Understanding Errors from ATLAS Phase Curve Fitting

Understanding Errors from ATLAS Phase Curve Fitting

What are those errors that `curve_fit` is giving me?

The reported errors in the ATLAS phase-curve fits appear to be coming out way too small. I’m calculating them as the square-root of the diagonals of the resulting co-variance matrix returned by scipy’s curve_fit.

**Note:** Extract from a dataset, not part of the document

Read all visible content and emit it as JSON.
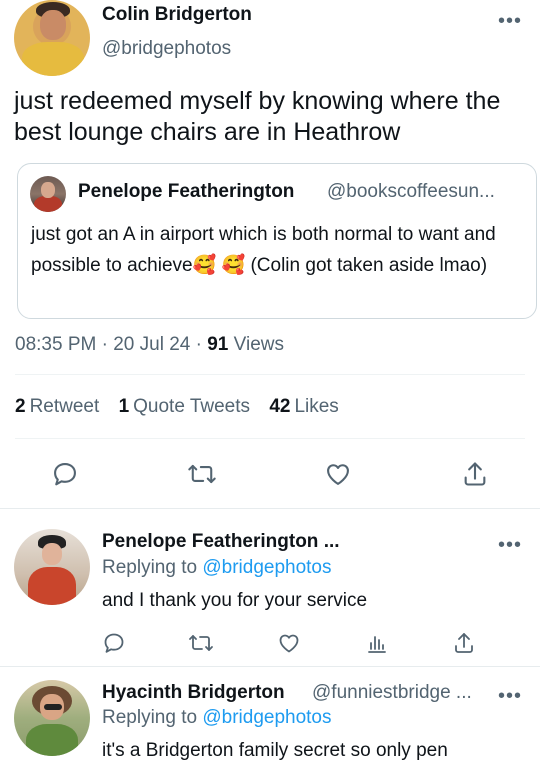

perr = np.sqrt(np.diag(pcov))

Here’s what the covariance matrix looks like for Kleopatra:

[
    [ 0.00066722  0.00066133]
    [ 0.00066133  0.00073213]
]

Taking the sqrt of the diagonals gives the \(1\sigma\) errors in G and H:

\(G_{err} = \sqrt{0.00066722}= 0.0258\),

and

\(H_{err} = \sqrt{0.00073213}= 0.0271\)

But these values seem ridiculously small given the range of scatter in the plot:

However, if I use the errors reported for \(c_0\) and \(G\) from the phase-curve fit to determine errors in the reduced magnitude \(c(\alpha)\) it’s easy to then visualise the reported uncertainties on the plot. To do this I have to calculate the maximum and minimum values for \(c_\alpha\) at any given phase-angle on the plot:

#THESE ARE THE H and G VALUES AND ERRORS OUTPUT FROM CURVE_FIT
H = popt[0]
G = popt[1]
Herr = perr[0]
Gerr = perr[1]

#GIVEN THE TWO VARIABLE PARAMETERS I HAVE TO CALCULATE 2^2 = 4 ARRAYS ...
nstd = 3 # 3 sigma range
p1 = magnitude_phase_func(
    phaseRange, popt[0] + nstd * perr[0], popt[1] + nstd * perr[1])
p2 = magnitude_phase_func(
    phaseRange, popt[0] - nstd * perr[0], popt[1] + nstd * perr[1])
p3 = magnitude_phase_func(
    phaseRange, popt[0] + nstd * perr[0], popt[1] - nstd * perr[1])
p4 = magnitude_phase_func(
    phaseRange, popt[0] - nstd * perr[0], popt[1] - nstd * perr[1])

#... AND FIND THE MAXUMUM AND MINIMUM VALUES FOR H IN THE 4 ARRAYS
vHigh = np.maximum(np.maximum(p1, p2), np.maximum(p3, p4))
vLow = np.minimum(np.minimum(p1, p2), np.minimum(p3, p4))

And now I can plot the \(3\sigma\) uncertainties in the reduced magnitude \(c(\alpha)\):

Now the errors look very sensible.

Weighting the Data

If I try and now weight the data to account for the photometry errors:

#WEIGHTING WITH PHOTOMETRY ERRORS
popt, pcov = curve_fit(magnitude_phase_func,
                       phase_radians, y, sigma=yerr, absolute_sigma=True)

The errors reduce dramatically (by almost an order on magnitude), revealing an uncertainty that no longer looks realistic:

The reason for this is because there’s is a hidden ‘error’ in the data that hasn’t been accounted for; asteroid rotation. For this reason we can’t reasonably state that the photometry errors in our data are ‘absolute’ in the sense that curve_fit, but rather they are relative. Settting absolute_sigma=False and we’re back on-track:

#WEIGHTING WITH PHOTOMETRY ERRORS
popt, pcov = curve_fit(magnitude_phase_func,
                       phase_radians, y, sigma=yerr, absolute_sigma=False)

Because the errors in the data are dominated by the scatter in the photometry induced by rotation, including the measured photometric errors make little difference to the uncertainties.